Adequate aquarium lighting is important for the health of your fish.
Your fish and plants will need around 12 hours a day of light to best simulate their natural environment and make them feel right at home.
Think about putting your lights on a timer in order to be consistent as too much, too little, or inconsistent lighting may stress your fish and cause health problems.
While most aquarium’s come with hoods that have lights included, you can buy different types of lights depending on your needs. In most beginner situations, the lighting that comes with your aquarium (if it is flourescent) will be sufficient for fresh water tanks.
If your tank came with incandescent lighting, you should be able to easily screw a flourescent bulb into the hood in place of the incandescent.
Saltwater tanks, especially reef tanks require different lighting which I will discuss briefly below. Not all tanks come with hoods – hoods are highly recommended to cut down on water evaporation, prevent fish from jumping out (and other things from getting in) and to house your lighting.
Flourescent vs Incandescent Lighting
Aquarium Plants Require Broader Lighting
Flourescent lighting, although a bit more expensive than incandescent lighting, is your best bet for aquarium as it more closely simulates that natural light of the sun and will show off your fish colors. In fact, incandescent lighting (including halogen lamps) should be avoided since it will throw off a lot of heat
and could cause the water in your tank to be too warm resulting in loss of fish. It is recommended that you have around 3 watts of lighting per gallon of water, if you notice that green algae is taking over your tank then you probably are using too much light, but if you can keep fern like plants alive then it is probably enough light.

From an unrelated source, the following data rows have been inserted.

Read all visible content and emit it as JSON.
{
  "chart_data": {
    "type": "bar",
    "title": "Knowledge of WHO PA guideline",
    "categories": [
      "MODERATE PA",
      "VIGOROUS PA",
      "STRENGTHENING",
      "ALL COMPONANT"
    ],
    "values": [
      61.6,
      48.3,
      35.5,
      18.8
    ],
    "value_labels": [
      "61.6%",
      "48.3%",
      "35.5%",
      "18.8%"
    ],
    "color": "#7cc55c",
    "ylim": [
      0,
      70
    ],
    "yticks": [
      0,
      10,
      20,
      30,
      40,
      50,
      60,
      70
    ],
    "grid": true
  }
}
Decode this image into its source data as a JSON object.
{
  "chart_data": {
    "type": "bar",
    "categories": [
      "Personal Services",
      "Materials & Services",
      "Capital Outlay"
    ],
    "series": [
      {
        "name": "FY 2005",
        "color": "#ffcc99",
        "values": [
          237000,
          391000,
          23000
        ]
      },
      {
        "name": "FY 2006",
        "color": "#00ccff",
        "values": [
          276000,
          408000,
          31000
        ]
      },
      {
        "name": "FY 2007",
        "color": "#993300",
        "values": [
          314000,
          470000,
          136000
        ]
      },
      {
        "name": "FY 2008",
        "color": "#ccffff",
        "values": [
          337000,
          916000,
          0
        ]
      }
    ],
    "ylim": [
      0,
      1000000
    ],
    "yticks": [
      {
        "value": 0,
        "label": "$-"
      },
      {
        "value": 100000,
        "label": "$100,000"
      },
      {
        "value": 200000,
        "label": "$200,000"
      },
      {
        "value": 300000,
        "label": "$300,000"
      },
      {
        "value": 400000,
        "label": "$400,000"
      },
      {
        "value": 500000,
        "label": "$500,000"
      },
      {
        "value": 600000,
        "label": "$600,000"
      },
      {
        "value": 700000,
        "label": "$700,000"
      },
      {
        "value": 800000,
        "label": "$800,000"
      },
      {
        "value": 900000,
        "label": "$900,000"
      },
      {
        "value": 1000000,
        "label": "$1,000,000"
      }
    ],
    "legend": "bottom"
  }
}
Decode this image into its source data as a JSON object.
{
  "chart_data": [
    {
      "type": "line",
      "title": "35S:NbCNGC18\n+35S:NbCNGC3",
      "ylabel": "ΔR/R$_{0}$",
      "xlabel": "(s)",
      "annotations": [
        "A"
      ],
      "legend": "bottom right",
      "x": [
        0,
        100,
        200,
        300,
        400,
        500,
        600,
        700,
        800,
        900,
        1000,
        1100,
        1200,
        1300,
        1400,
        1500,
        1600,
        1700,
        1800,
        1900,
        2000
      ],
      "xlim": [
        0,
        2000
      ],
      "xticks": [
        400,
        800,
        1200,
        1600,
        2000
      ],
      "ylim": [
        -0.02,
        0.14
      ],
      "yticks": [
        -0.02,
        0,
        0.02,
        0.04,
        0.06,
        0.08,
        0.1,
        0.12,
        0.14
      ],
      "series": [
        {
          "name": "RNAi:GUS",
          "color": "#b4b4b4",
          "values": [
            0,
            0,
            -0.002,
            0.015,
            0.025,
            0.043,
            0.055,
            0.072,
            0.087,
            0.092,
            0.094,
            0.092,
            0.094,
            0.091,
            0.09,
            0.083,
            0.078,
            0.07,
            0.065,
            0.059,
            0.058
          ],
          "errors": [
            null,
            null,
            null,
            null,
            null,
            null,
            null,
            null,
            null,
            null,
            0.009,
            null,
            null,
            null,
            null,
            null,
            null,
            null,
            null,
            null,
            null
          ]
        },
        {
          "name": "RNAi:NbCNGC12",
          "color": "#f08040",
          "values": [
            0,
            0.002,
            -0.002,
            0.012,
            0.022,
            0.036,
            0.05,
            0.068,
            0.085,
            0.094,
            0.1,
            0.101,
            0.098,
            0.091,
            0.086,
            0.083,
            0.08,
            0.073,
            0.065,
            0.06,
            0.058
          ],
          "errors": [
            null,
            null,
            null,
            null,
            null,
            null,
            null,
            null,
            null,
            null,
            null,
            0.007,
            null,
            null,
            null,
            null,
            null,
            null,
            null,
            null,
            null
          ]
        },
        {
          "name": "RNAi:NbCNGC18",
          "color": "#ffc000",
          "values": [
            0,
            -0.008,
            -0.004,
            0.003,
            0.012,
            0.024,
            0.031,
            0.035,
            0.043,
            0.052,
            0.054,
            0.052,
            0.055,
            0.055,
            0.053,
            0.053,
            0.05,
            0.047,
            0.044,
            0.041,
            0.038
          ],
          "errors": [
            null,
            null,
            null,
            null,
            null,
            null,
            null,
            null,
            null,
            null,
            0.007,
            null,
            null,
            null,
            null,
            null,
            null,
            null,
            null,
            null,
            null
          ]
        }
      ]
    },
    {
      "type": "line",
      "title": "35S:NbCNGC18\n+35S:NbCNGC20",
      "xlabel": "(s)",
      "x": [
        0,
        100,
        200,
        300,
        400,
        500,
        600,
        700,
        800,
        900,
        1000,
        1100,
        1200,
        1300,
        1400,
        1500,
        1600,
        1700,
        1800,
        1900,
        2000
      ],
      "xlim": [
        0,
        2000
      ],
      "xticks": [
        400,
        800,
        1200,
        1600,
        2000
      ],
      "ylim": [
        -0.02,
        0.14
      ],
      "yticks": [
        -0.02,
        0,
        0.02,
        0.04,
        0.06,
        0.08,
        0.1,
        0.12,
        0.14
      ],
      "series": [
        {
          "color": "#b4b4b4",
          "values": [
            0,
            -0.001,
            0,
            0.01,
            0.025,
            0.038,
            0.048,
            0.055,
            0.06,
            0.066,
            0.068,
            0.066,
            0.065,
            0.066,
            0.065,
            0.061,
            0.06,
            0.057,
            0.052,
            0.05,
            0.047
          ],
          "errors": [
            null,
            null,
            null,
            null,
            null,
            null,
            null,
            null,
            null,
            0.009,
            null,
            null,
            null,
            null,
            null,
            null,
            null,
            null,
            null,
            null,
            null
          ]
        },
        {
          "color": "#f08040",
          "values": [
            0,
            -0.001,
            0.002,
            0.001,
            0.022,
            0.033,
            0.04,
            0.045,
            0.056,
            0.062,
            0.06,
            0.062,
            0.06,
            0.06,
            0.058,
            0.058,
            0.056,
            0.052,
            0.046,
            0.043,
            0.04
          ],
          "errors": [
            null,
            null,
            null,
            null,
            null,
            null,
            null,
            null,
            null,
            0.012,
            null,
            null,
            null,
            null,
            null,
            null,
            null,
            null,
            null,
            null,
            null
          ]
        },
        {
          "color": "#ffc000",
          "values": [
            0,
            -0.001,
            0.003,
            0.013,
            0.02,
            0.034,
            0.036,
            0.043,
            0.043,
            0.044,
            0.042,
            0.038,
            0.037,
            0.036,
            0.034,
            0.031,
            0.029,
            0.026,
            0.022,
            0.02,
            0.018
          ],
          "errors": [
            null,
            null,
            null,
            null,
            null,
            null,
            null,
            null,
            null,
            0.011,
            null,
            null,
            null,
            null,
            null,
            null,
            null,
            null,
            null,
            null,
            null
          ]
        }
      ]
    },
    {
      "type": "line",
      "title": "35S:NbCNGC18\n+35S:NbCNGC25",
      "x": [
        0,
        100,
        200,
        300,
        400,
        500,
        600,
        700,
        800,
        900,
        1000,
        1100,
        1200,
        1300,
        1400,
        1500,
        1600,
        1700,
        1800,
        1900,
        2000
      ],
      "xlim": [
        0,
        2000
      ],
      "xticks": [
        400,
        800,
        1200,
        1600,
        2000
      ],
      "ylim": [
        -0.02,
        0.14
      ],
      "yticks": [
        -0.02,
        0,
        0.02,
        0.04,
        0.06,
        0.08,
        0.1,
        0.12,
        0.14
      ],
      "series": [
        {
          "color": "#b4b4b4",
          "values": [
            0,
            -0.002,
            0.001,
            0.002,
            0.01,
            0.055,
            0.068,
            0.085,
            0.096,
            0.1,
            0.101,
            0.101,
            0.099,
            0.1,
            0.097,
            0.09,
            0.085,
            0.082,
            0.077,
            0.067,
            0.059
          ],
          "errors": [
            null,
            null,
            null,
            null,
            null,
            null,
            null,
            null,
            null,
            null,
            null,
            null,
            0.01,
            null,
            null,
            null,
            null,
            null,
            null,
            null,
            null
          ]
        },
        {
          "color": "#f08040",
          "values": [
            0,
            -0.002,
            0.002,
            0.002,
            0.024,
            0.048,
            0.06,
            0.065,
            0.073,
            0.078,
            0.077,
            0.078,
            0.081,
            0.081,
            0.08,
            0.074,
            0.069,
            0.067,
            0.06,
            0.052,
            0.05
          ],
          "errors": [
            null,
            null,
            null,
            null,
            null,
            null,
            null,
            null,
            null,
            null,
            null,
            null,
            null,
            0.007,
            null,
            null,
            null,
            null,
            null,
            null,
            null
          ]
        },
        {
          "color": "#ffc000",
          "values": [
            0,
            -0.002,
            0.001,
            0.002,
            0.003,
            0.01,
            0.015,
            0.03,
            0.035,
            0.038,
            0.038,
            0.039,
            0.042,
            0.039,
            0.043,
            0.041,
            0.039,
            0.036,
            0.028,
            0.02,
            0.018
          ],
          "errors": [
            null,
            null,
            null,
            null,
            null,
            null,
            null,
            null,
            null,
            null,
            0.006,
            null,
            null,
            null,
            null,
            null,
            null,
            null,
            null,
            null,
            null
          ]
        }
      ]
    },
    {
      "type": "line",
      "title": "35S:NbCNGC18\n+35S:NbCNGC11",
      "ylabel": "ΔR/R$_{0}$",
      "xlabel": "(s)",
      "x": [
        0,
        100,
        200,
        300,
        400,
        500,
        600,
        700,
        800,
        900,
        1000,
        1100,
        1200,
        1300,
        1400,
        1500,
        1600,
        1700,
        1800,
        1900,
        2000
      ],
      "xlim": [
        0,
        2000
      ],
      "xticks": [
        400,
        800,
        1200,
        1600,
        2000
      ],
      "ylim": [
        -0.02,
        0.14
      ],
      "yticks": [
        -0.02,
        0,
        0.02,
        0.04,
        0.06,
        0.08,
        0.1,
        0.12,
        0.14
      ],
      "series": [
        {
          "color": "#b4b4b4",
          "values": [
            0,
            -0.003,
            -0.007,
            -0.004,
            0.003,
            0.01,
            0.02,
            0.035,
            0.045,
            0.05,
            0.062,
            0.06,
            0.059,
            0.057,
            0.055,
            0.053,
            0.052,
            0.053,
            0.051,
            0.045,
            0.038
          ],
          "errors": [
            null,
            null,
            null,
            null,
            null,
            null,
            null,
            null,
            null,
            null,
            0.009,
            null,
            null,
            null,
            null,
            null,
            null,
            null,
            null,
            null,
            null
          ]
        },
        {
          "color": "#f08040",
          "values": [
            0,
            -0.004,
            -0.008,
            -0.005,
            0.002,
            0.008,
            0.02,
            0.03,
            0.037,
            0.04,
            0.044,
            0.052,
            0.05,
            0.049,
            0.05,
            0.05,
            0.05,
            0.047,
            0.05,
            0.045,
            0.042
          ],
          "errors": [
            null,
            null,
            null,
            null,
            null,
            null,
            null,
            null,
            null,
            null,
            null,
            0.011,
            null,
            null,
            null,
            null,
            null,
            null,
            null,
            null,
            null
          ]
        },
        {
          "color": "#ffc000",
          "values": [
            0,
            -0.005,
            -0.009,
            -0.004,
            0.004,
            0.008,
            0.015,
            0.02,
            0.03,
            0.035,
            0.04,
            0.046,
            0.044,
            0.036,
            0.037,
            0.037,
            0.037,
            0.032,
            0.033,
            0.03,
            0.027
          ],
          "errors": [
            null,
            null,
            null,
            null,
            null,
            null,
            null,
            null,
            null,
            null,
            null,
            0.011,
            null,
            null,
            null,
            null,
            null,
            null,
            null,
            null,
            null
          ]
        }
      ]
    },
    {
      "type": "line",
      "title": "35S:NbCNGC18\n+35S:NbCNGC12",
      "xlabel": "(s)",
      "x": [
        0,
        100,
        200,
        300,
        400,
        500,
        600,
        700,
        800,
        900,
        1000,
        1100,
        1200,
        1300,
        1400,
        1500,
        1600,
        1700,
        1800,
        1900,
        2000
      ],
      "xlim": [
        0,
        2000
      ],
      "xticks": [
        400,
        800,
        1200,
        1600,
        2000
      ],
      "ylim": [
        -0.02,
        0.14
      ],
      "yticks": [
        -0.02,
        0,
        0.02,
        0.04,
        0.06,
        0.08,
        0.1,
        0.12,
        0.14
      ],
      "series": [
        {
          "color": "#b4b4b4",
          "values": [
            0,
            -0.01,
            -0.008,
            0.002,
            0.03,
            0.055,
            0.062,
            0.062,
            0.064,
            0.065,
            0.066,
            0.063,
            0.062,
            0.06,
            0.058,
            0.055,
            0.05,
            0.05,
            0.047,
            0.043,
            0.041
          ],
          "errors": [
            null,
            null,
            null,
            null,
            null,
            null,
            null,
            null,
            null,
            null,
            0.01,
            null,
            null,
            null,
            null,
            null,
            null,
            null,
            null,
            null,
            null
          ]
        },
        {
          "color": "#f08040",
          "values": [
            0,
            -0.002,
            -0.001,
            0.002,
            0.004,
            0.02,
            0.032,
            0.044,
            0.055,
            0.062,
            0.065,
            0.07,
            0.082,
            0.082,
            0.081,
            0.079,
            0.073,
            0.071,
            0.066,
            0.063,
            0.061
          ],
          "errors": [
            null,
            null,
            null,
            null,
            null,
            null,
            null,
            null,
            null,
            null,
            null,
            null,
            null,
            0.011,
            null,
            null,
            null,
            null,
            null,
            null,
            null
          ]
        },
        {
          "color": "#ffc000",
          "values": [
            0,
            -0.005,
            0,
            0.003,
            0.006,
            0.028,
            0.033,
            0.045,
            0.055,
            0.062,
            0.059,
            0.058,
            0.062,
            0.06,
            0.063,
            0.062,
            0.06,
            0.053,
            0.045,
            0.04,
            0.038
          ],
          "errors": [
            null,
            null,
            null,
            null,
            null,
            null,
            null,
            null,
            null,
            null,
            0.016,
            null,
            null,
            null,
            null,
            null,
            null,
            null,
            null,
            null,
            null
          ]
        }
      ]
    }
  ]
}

Your aquarium lights will become weaker over time and should be replaced every 8 months, even if the light still seems to be working fine!
Do your aquarium plants die after a couple of months?
Aquarium lighting for tanks with plants is different than for all fish tanks. Aquarium plants can last as long as house plants if cared for properly.
While you may be able to keep some fern like plants with regular flourescent aquarium lighting, most plants require a full spectrum flourescent bulb or tri-phosphor tubes which concentrate on the red, blue and green spectrum ranges.
You can add interest to your aquarium lighting with dramatic laser light. Showy laser lights in different colors can be placed strategically in your tank.
You can even buy a simulated coral reef with a fascinating display of color and light. While this type of aquarium lighting may be cool to look at, I’m not so sure your fish will enjoy it as much as you will so use if infrequently. This lighting should not be used to replace your flourescent lighting.
For a saltwater fish only tank, the flourescent lighting outlined above should be sufficient, however sooner or later you will want to add some live corals or rocks so it is best to be prepared and purchase am aquarium lighting fixture that can use 2 tubes,
that way you won’t have to buy a whole new hood when you want to expand in the future. While some lower light corals can survive with aquarium lighting around 4 watts per gallon range, other corals will need 5-8 watts per gallon.